#doingthings… alone

I’m a difficult person to be friends with because I prefer to do most things by myself.   I jotted this in my notebook at Barton Springs yesterday on a stunning early spring (in Austin spring begins around President’s Day) afternoon.  The water was blue, the pool nearly empty.   A perfect opportunity to suggest to a friend, let’s meet at Barton Springs.  Ah, but that word, meet, and its troubling implications.  Meet suggests that we’ll show up somewhere at a predetermined time, and presumably remain there, together, for a somehow at least vaguely understood spell.   Also a presumption of interaction.   I prefer to show up when I feel like it– maybe I decide to wash my hair first (well, not before Barton Springs), finish a chapter in a book, or re-walk my dog– and I like to be able to leave when I want to leave.  I must acknowledge how sickeningly privileged this may sound, and yeah, I have it better than a lot of people, but I live simply.  I am privileged to manage periodic chunks of time to spend writing, thinking, procrastinating or swimming because I have organized my life like that at the expense of things like husbands, stability, a retirement plan, a wardrobe of elegant clothes.  I do splurge on books, though, when able.
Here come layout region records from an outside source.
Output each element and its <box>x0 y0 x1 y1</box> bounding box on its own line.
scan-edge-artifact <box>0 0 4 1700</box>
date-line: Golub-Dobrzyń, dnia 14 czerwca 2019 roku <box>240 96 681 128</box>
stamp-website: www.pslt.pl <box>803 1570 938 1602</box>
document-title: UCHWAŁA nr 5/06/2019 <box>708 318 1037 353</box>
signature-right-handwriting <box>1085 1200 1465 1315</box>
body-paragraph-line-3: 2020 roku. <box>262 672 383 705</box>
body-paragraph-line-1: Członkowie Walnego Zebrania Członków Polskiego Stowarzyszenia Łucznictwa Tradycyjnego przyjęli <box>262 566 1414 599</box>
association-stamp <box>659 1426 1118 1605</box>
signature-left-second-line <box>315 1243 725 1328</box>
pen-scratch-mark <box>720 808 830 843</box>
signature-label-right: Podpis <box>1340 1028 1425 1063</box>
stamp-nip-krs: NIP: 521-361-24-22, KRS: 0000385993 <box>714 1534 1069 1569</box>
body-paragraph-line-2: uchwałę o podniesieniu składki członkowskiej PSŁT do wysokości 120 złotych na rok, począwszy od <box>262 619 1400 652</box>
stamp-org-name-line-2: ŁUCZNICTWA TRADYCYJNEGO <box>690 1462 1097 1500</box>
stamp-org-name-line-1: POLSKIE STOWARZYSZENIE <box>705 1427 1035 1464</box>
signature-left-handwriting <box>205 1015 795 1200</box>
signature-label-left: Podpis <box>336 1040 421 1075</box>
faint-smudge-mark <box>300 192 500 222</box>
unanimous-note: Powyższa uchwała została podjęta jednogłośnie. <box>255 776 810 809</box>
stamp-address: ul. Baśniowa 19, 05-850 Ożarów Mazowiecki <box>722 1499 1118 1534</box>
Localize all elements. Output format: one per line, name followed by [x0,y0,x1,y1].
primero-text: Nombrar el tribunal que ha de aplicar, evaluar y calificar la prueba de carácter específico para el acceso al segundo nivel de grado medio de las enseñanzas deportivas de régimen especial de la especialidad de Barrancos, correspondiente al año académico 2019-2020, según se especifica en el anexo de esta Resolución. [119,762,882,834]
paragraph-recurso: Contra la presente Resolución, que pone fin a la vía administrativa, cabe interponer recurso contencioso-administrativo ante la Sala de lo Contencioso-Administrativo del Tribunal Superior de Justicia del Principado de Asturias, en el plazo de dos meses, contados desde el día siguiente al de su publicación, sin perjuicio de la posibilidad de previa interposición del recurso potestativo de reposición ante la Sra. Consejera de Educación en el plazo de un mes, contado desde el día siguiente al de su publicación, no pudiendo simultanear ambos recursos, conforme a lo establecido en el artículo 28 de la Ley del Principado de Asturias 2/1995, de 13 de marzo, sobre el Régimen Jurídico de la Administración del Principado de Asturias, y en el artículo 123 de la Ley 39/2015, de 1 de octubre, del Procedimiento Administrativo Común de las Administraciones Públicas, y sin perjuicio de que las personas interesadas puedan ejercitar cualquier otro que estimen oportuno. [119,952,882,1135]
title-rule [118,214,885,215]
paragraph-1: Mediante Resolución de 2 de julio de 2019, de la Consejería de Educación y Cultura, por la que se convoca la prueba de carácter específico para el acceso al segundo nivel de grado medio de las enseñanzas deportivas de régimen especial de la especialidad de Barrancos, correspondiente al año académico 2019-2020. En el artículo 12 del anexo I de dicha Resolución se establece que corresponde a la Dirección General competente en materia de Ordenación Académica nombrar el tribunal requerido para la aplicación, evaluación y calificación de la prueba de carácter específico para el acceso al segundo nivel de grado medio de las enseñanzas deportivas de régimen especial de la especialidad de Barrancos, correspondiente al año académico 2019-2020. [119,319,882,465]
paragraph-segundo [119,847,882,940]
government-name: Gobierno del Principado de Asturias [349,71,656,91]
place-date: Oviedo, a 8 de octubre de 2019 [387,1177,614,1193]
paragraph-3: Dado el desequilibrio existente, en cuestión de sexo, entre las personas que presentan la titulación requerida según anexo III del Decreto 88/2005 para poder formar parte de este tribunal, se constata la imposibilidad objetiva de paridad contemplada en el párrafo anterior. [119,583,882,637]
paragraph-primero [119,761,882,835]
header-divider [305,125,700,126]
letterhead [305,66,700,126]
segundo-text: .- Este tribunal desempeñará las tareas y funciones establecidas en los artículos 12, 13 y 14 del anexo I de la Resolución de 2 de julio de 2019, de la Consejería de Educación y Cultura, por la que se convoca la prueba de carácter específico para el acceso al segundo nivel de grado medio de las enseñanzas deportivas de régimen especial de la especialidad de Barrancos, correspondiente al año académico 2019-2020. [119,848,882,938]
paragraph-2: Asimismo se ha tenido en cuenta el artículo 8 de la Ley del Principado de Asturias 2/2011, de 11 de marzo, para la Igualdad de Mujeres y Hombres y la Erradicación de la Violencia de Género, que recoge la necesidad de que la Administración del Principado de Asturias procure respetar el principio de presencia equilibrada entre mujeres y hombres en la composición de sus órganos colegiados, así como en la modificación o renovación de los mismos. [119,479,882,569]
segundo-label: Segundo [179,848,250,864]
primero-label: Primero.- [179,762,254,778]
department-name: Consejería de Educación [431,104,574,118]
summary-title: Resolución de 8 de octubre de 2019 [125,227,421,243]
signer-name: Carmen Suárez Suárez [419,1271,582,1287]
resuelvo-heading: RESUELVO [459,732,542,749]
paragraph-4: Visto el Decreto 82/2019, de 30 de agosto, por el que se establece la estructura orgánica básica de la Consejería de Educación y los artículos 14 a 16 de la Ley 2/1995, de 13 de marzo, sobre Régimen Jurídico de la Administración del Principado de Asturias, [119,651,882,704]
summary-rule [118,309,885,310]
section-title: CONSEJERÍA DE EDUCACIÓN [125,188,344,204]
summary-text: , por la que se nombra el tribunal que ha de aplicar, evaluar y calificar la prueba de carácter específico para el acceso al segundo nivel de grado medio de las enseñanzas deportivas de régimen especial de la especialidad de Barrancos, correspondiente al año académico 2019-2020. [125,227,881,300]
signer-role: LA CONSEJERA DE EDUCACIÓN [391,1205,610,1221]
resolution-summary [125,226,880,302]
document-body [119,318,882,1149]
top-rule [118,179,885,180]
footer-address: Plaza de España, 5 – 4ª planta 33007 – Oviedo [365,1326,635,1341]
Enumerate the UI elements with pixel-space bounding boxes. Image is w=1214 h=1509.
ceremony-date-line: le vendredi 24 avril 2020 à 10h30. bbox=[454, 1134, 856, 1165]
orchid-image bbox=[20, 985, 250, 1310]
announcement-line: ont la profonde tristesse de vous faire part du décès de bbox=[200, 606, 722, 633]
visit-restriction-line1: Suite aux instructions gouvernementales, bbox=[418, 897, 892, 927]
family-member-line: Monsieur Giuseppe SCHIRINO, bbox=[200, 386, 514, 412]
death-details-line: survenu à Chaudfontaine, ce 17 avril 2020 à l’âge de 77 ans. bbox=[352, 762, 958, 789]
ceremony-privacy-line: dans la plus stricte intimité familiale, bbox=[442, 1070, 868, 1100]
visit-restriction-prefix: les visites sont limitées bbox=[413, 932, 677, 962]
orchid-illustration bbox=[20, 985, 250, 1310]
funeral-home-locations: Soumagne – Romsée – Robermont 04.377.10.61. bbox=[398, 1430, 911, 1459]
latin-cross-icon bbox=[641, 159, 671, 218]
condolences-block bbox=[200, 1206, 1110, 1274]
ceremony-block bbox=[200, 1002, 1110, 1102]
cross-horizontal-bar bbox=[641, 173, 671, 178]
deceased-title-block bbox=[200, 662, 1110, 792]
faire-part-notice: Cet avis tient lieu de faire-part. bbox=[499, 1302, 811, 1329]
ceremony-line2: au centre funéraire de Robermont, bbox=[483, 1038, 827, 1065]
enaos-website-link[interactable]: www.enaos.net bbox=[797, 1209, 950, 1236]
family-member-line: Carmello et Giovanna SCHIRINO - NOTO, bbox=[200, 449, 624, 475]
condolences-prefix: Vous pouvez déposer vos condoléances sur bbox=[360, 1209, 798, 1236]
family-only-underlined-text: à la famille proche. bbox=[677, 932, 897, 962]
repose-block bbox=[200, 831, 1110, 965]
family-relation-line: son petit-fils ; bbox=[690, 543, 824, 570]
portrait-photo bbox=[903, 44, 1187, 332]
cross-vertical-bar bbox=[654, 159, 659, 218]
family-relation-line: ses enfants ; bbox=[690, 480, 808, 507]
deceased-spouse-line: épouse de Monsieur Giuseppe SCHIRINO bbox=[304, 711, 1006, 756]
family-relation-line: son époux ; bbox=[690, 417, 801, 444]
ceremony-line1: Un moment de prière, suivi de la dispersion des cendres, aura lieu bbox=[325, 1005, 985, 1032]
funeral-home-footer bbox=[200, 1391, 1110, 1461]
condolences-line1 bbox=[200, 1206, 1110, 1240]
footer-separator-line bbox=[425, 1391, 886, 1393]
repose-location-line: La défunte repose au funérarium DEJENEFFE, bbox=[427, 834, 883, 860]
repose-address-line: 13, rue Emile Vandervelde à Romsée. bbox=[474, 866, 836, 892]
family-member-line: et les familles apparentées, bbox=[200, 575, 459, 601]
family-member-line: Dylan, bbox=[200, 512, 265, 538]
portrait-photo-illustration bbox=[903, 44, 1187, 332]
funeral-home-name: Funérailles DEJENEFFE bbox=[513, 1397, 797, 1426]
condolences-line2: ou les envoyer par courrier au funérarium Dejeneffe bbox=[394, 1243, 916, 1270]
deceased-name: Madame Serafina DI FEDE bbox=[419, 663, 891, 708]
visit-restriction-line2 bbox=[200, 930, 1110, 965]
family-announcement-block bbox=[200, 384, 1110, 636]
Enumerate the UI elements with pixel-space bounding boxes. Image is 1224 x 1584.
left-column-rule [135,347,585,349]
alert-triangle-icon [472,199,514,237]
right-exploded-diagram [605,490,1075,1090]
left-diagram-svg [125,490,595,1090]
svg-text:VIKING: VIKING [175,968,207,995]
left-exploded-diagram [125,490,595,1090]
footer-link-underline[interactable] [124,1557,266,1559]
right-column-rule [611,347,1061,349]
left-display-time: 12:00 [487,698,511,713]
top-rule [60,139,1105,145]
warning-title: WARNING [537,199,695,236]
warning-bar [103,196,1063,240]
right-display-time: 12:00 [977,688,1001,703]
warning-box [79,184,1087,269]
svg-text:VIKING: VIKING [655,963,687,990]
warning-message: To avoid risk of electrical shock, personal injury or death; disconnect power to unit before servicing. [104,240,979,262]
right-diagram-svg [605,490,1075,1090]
It’s more like me to say, I’ll probably be at Barton Springs sometime today with a book; if you feel like a swim, we can spread out towels near each other and enjoy the feel of warm sun on our bare legs.  Screen Shot 2020-02-26 at 7.12.13 PM.pngAnd if we do have the semi-planned serendipity to overlap on the weed-grassed banks, maybe we’ll also end up, together, in the outdoor women’s changing courtyard (though only if we feel like changing at the same time… and if you’re a woman),  marveling at the concrete overhangs, snapping photos of the etched rivulets with our shitty old phones, feeling the sun warm the cool damp places from which we’ve recently peeled off our warm still slightly wet bathing suits.  Baptized, desiccated, ecstatic.  Calm and electric, smelling of moss.  We’ll hug with authentic joy.  It may be a year until we see each other again.